What I consider the worst part is that the Lorax is one of my children's favorite books, and it is about avoiding rampant consumerism that destroys the environment.  Where should the Lorax be advertised?  On cloth diapers.  On sewing and repair kids.  Perhaps even laundry detergent that has zero ecological impact and helps your clothes last longer.  Or, better yet, NOWHERE.  It doesn't help that half or more of these diapers will be used on kids who are too young to be wasting their babyhood and toddlerhood in front of a television or movie screen.  They should be reading books, of which I once would have highly recommended The Lorax.  After all, this movie is rated PG- it isn't even geared toward 2 year olds, and certainly not younger children!

One of my concerns with marketing is the low quality products and values added through the marketing.  Highly marketed brands create low quality and poorly written follow-on books, trying to get kids to prefer an inferior product due to their favorite character on the bottle, cheaply made toys with no play value.  These diapers show the epitome of poor quality marketing:  the print quality is low, the 'design' seems more geared toward getting my pre-literate son to recognize the brand, and it adds no value or interest to the diaper whatsoever.  The book is filled with Seuss's enchanting artwork, and I'm sure the images from the upcoming movie are also attractive, yet this diaper has an ugly, poorly printed image of 4 or 5 loraxes on it.  That is not to say that quality work would make it okay to advertise on or to my children- it would just remove my utter disappointment that everything I encounter marketed to kids is just junk- useless stuff that will end up in the garbage sooner than later. 

The diaper also says, "Lorax Approved".  What on earth is that supposed to mean?  That a product that is made to be disposable, to occupy land fills for generations to come.  Would the spokesperson for the trees, mammals, birds, and fish of the forest really endorse this kind of product? 

We have been using disposable diapers about 30% of the time, as a backup for our cloth diapers.  However, seeing this kind of insipid marketing on the land-fill diapers I had become accustomed to using is just what I need to get back to using cloth diapers and wipes exclusively.  Should I thank you for that?
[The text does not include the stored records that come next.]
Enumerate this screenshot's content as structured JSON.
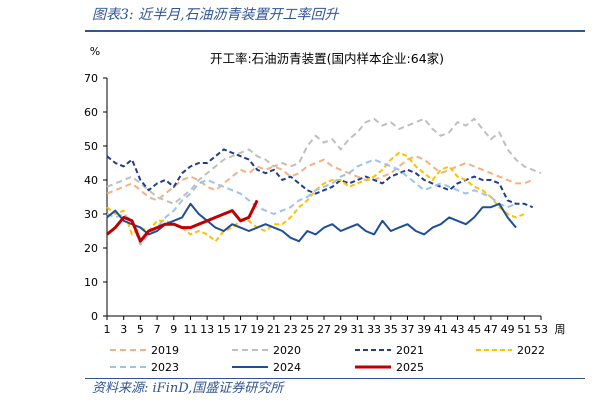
{
  "figure": {
    "title": "图表3:  近半月,石油沥青装置开工率回升",
    "source": "资料来源:  iFinD,国盛证券研究所"
  },
  "chart_data": {
    "type": "line",
    "title": "开工率:石油沥青装置(国内样本企业:64家)",
    "ylabel": "%",
    "xlabel": "周",
    "ylim": [
      0,
      70
    ],
    "yticks": [
      0,
      10,
      20,
      30,
      40,
      50,
      60,
      70
    ],
    "xlim": [
      1,
      53
    ],
    "xticks": [
      "1",
      "3",
      "5",
      "7",
      "9",
      "11",
      "13",
      "15",
      "17",
      "19",
      "21",
      "23",
      "25",
      "27",
      "29",
      "31",
      "33",
      "35",
      "37",
      "39",
      "41",
      "43",
      "45",
      "47",
      "49",
      "51",
      "53"
    ],
    "grid": false,
    "legend": "bottom",
    "series": [
      {
        "name": "2019",
        "color": "#f4b183",
        "dash": "6,4",
        "width": 2,
        "values": [
          36,
          37,
          38,
          39,
          37,
          35,
          34,
          36,
          38,
          40,
          41,
          40,
          38,
          37,
          39,
          41,
          43,
          42,
          44,
          43,
          44,
          43,
          41,
          42,
          44,
          45,
          46,
          44,
          43,
          42,
          41,
          40,
          40,
          41,
          42,
          44,
          46,
          47,
          46,
          44,
          42,
          43,
          44,
          45,
          44,
          43,
          42,
          41,
          40,
          39,
          39,
          40
        ]
      },
      {
        "name": "2020",
        "color": "#bfbfbf",
        "dash": "6,4",
        "width": 2,
        "values": [
          38,
          39,
          40,
          41,
          39,
          37,
          35,
          34,
          33,
          35,
          37,
          40,
          42,
          44,
          46,
          47,
          48,
          49,
          47,
          46,
          44,
          45,
          44,
          45,
          50,
          53,
          51,
          52,
          49,
          52,
          54,
          57,
          58,
          56,
          57,
          55,
          56,
          57,
          58,
          55,
          53,
          54,
          57,
          56,
          58,
          55,
          52,
          54,
          49,
          46,
          44,
          43,
          42
        ]
      },
      {
        "name": "2021",
        "color": "#1f3e8c",
        "dash": "5,3",
        "width": 2,
        "values": [
          47,
          45,
          44,
          46,
          40,
          37,
          39,
          40,
          38,
          42,
          44,
          45,
          45,
          47,
          49,
          48,
          47,
          46,
          43,
          42,
          43,
          40,
          41,
          39,
          37,
          36,
          37,
          38,
          40,
          39,
          40,
          41,
          40,
          39,
          41,
          42,
          43,
          42,
          40,
          39,
          38,
          37,
          39,
          40,
          41,
          40,
          40,
          39,
          34,
          33,
          33,
          32
        ]
      },
      {
        "name": "2022",
        "color": "#ffc000",
        "dash": "5,3",
        "width": 2,
        "values": [
          32,
          30,
          31,
          24,
          26,
          25,
          28,
          28,
          27,
          26,
          24,
          25,
          24,
          22,
          25,
          26,
          28,
          28,
          26,
          25,
          27,
          27,
          29,
          32,
          34,
          37,
          39,
          40,
          40,
          38,
          39,
          40,
          41,
          43,
          46,
          48,
          47,
          44,
          42,
          40,
          43,
          44,
          41,
          40,
          38,
          37,
          35,
          32,
          30,
          29,
          30
        ]
      },
      {
        "name": "2023",
        "color": "#9dc3e6",
        "dash": "6,4",
        "width": 2,
        "values": [
          30,
          29,
          30,
          28,
          21,
          24,
          26,
          29,
          31,
          34,
          36,
          39,
          40,
          39,
          38,
          37,
          36,
          34,
          32,
          31,
          30,
          31,
          32,
          34,
          35,
          37,
          38,
          39,
          41,
          42,
          44,
          45,
          46,
          45,
          44,
          43,
          41,
          39,
          37,
          38,
          39,
          38,
          37,
          36,
          37,
          36,
          35,
          33,
          32,
          33
        ]
      },
      {
        "name": "2024",
        "color": "#1f4e99",
        "dash": "",
        "width": 2,
        "values": [
          29,
          31,
          28,
          27,
          26,
          24,
          25,
          27,
          28,
          29,
          33,
          30,
          28,
          26,
          25,
          27,
          26,
          25,
          26,
          27,
          26,
          25,
          23,
          22,
          25,
          24,
          26,
          27,
          25,
          26,
          27,
          25,
          24,
          28,
          25,
          26,
          27,
          25,
          24,
          26,
          27,
          29,
          28,
          27,
          29,
          32,
          32,
          33,
          29,
          26
        ]
      },
      {
        "name": "2025",
        "color": "#c00000",
        "dash": "",
        "width": 3,
        "values": [
          24,
          26,
          29,
          28,
          22,
          25,
          26,
          27,
          27,
          26,
          26,
          27,
          28,
          29,
          30,
          31,
          28,
          29,
          34
        ]
      }
    ]
  }
}
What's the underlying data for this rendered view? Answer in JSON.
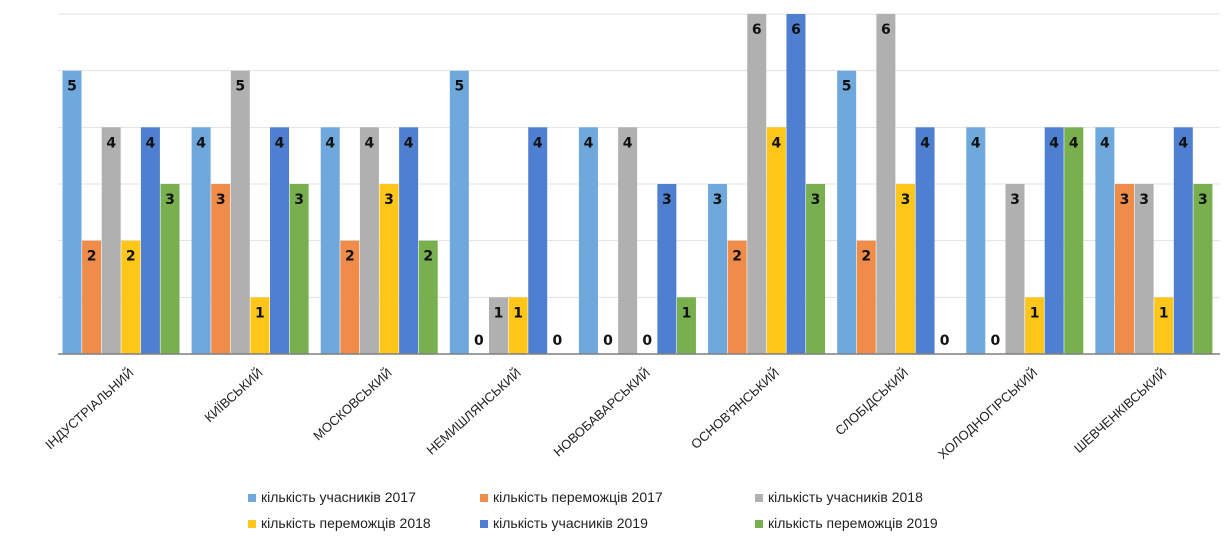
{
  "chart_data": {
    "type": "bar",
    "categories": [
      "ІНДУСТРІАЛЬНИЙ",
      "КИЇВСЬКИЙ",
      "МОСКОВСЬКИЙ",
      "НЕМИШЛЯНСЬКИЙ",
      "НОВОБАВАРСЬКИЙ",
      "ОСНОВ'ЯНСЬКИЙ",
      "СЛОБІДСЬКИЙ",
      "ХОЛОДНОГІРСЬКИЙ",
      "ШЕВЧЕНКІВСЬКИЙ"
    ],
    "series": [
      {
        "name": "кількість учасників 2017",
        "color": "#6fa8dc",
        "values": [
          5,
          4,
          4,
          5,
          4,
          3,
          5,
          4,
          4
        ]
      },
      {
        "name": "кількість переможців 2017",
        "color": "#f08c4a",
        "values": [
          2,
          3,
          2,
          0,
          0,
          2,
          2,
          0,
          3
        ]
      },
      {
        "name": "кількість учасників 2018",
        "color": "#b0b0b0",
        "values": [
          4,
          5,
          4,
          1,
          4,
          6,
          6,
          3,
          3
        ]
      },
      {
        "name": "кількість переможців 2018",
        "color": "#ffc61a",
        "values": [
          2,
          1,
          3,
          1,
          0,
          4,
          3,
          1,
          1
        ]
      },
      {
        "name": "кількість учасників 2019",
        "color": "#4f7fd0",
        "values": [
          4,
          4,
          4,
          4,
          3,
          6,
          4,
          4,
          4
        ]
      },
      {
        "name": "кількість переможців 2019",
        "color": "#78b050",
        "values": [
          3,
          3,
          2,
          0,
          1,
          3,
          0,
          4,
          3
        ]
      }
    ],
    "ylim": [
      0,
      6
    ],
    "grid": true,
    "legend_position": "bottom",
    "data_labels": true
  }
}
The question remains whether I should return the diapers for a refund of our hard earned money, or keep them as an example to share with family and friends of the hypocrisy involved with the 'Lorax Approved' stamp.  I would rather my child poo on a disney or sesame street character, because at least I don't expect more from those brands.

What do I want from you?  I want you to end the hypocrisy and remove the Lorax from any product for which an ecological replacement exists.  I want you to significantly reduce the price for products where you are getting paid to advertise media.  I want an apology for this amazing lack of forethought or integrity. 
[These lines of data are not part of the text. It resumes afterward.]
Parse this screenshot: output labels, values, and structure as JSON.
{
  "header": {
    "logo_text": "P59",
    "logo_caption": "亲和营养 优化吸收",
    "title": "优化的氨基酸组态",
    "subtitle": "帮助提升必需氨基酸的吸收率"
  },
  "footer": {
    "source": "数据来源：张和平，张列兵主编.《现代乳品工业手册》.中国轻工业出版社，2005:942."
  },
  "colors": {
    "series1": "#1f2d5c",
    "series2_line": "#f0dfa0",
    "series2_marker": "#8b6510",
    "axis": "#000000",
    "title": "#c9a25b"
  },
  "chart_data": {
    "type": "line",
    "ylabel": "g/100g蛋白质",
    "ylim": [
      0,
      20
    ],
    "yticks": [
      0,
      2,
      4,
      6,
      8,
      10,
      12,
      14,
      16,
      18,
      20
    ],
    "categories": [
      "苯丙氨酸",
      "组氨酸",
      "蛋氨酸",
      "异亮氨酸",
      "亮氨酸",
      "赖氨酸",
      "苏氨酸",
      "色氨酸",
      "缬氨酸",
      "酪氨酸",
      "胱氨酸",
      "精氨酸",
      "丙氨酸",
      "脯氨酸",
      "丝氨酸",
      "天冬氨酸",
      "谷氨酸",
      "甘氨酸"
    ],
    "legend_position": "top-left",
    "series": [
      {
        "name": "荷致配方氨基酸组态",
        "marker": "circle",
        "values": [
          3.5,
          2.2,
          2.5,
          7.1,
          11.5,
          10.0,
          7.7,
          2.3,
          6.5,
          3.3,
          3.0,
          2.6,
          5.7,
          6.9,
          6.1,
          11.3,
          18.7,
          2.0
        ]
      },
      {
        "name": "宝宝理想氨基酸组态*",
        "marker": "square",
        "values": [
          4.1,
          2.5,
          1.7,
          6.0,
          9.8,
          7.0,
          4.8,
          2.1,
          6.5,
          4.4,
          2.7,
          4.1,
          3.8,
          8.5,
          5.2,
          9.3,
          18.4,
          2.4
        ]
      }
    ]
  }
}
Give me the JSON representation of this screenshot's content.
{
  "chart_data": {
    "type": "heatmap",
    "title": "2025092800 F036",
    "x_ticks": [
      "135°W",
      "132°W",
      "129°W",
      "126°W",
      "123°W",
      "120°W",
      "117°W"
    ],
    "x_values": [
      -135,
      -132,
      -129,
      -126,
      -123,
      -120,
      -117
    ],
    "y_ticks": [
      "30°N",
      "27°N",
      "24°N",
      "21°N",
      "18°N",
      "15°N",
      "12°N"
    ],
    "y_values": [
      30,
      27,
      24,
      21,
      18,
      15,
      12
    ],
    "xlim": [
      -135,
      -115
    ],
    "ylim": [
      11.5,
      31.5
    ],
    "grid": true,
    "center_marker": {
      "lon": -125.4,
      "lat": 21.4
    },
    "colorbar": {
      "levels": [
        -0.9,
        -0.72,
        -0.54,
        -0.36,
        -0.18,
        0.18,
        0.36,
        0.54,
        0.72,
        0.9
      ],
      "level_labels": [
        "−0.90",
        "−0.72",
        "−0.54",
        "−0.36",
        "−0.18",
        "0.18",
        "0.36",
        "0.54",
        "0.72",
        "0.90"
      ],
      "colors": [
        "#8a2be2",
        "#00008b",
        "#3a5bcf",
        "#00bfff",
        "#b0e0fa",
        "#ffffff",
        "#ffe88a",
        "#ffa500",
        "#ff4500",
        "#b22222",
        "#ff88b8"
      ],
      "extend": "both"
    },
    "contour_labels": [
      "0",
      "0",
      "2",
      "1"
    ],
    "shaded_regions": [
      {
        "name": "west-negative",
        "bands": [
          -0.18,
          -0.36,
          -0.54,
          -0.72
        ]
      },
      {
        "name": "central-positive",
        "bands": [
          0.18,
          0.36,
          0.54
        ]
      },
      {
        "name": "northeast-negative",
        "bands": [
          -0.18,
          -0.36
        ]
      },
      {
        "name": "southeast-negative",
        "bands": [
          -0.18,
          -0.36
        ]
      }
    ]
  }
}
Please be aware that this is an open letter to Seventh Generation.  This and all future correspondence will be published on my blog, www.willfulparenting.com.  Thank you for your time.

Response Post:  Seventh Generation Response


  1. Wendy ... Good for you for standing up for your children's integrity. You make very good points in your letter. My son is 8 now, and honestly I'd have to raise him under a rock to avoid media/marketing. It's frustrating, but eventually you'll be able to explain the manipulation that's going on. And I've found that he understands. He still wants the product with the logo, but he understands why we avoid it. Good luck! :)

  2. I was irritated when I opened the new package of SG diapers too! Boo to them selling out. I was going to do a post about it, without realizing other people were fired up about it. What did you end up doing? Keeping the diapers? I wonder when they'll stop producing the Lorax image and give us back the normal plain diapers....

  3. Hi, Tessa, we did end up using the package that I opened, but I think I will donate the other 3 packages to a local charity.

    mygradschoolblog, I will be very happy when the boys are old enough to learn the principles involved! For the time being, I will continue to seek brands and manufacturers that are worthy of my trust.

    I can recommend Nuture Babycare diapers- they are more expensive, of course, but I have used them in the past, and I think it is a better in between options for when the cloth diapers won't cut it for our family.

    1. Wendy, do you think you'll buy Seventh Gen again? Or are you going to stick to Nuture Babycare? I'll have to check those out.

    2. I don't think I will buy SG diapers again, but it is possible. For now, I'm enjoying a new found dedication to my cloth diaper stash!